Hardening and Maintenance

Hardening is the set of protections that keep the backend stable when things go wrong: users submit oversized files, scans hang indefinitely, workers crash, or someone tries to run more scans than the system can handle.

Quotas and limits

app/hardening/limits.py evaluates quotas before allowing operations. Key limits:

Setting Default What it guards
VEGA_MAX_ACTIVE_SCANS_PER_USER 4 Prevents one user from monopolizing scan capacity
VEGA_MAX_SESSIONS_PER_WORKSPACE (configurable) Limits legacy session count per workspace
VEGA_MAX_SOURCE_BYTES 2147483648 (2 GB) Maximum source archive size at upload time
VEGA_MAX_ARCHIVE_ENTRIES 50,000 Maximum files in an uploaded archive
VEGA_MAX_ARCHIVE_UNCOMPRESSED_BYTES 5368709120 (5 GB) Maximum extracted archive size

These are checked at the API layer before any work begins. Requests that exceed them get a 4xx error with a clear code and message.

Worker heartbeats

app/hardening/workers.py maintains a registry of running worker processes. Each worker sends a heartbeat on a regular interval while it's alive.

The API exposes worker state through GET /v1/ops/workers. Operators can use this to check:

  • Which workers are currently registered
  • When each worker last sent a heartbeat
  • Whether any workers have gone stale (heartbeat older than VEGA_WORKER_HEARTBEAT_TTL_SECONDS)

A stale worker is a sign that the worker process has crashed. If you see scans stuck in queued state and a stale worker, the worker needs to be restarted.

Stale scan recovery

In the worker's polling loop (scripts/run-scan-worker.py), before processing new scan messages, it checks for scans that have been running longer than VEGA_SCAN_RUNNING_STALE_SECONDS (default: 6 hours).

These stale scans happen when: - A runner task crashes without writing a failure event - The ECS task is stopped by AWS (e.g., spot interruption) before finishing - A network partition prevents the runner from writing its final status

The recovery loop: 1. Detects scans that are running but older than the stale threshold 2. Checks if the associated ECS task is still alive 3. If the ECS task is gone, marks the scan failed with a stale-scan error event 4. Preserves any partial findings and events that were already written

Cleanup

app/hardening/cleanup.py handles removal of stale artifacts and sessions. The maintenance ECS task runs cleanup jobs periodically or on demand.

The /v1/ops/ endpoints

app/api/hardening.py exposes operational state through protected API endpoints. These require elevated group membership.

Endpoint What it returns
GET /v1/ops/limits Current quota settings
GET /v1/ops/workers Worker heartbeat registry
GET /v1/ops/cleanup Cleanup status or trigger

Maintenance task

The vega-maintenance ECS task definition is used for one-off jobs. It runs and exits with a status code. The most common use is database migrations:

scripts/aws/run-migrations.sh dev

Other maintenance operations (cleanup, artifact pruning) can be triggered by overriding the task command.

Debugging

Scans stuck in queued: 1. Check GET /v1/ops/workers — is there an active, non-stale worker? 2. If no worker is registered or heartbeat is stale, restart the worker service.

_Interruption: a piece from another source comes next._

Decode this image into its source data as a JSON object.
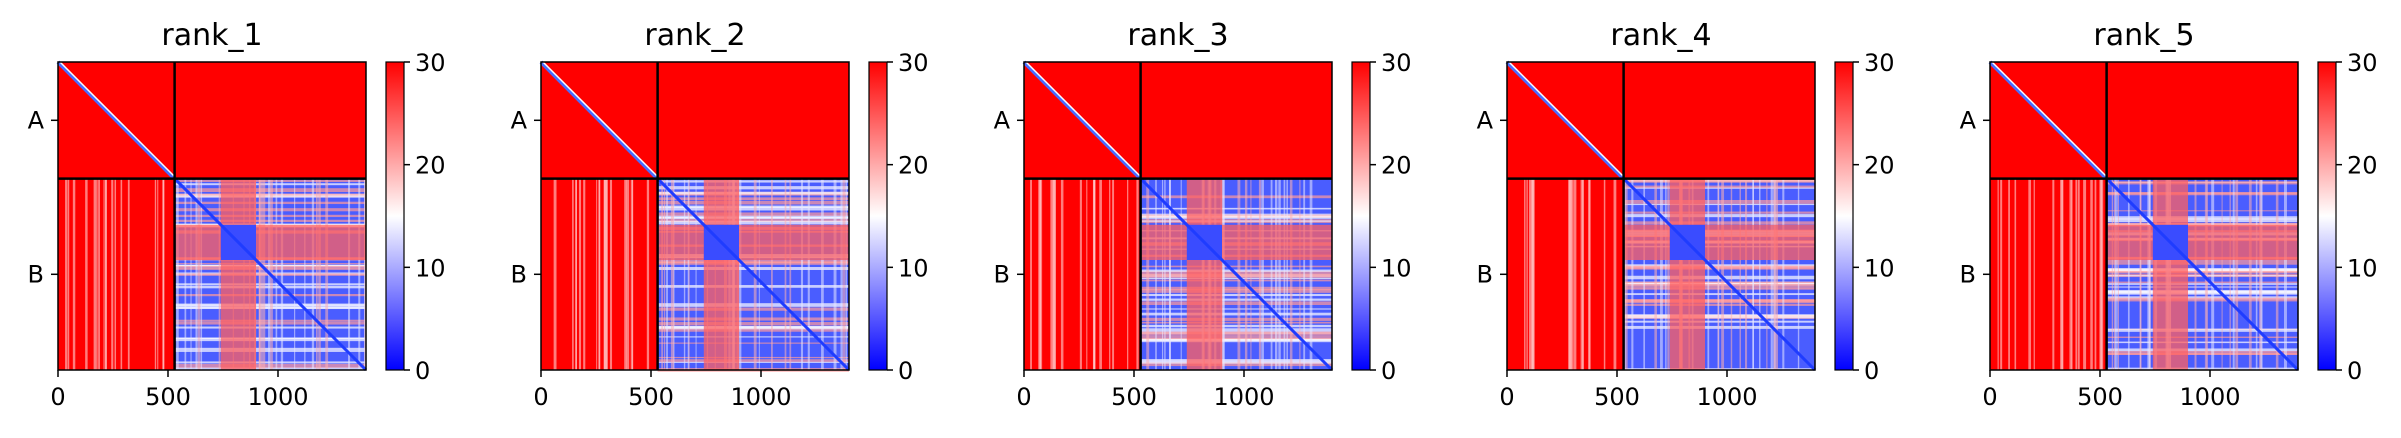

Scans stuck in running: 1. Check whether the ECS runner task is still alive for that scan. 2. If not, the stale scan recovery loop should handle it within VEGA_SCAN_RUNNING_STALE_SECONDS. You can decrease this setting to speed up recovery in testing. 3. Check runner CloudWatch logs for crash indicators.

Quota errors hitting users unexpectedly: 1. Check GET /v1/ops/limits to confirm the active quota values. 2. Check how many scans the user currently has in running or queued state. 3. Cancel old stuck scans to free up capacity.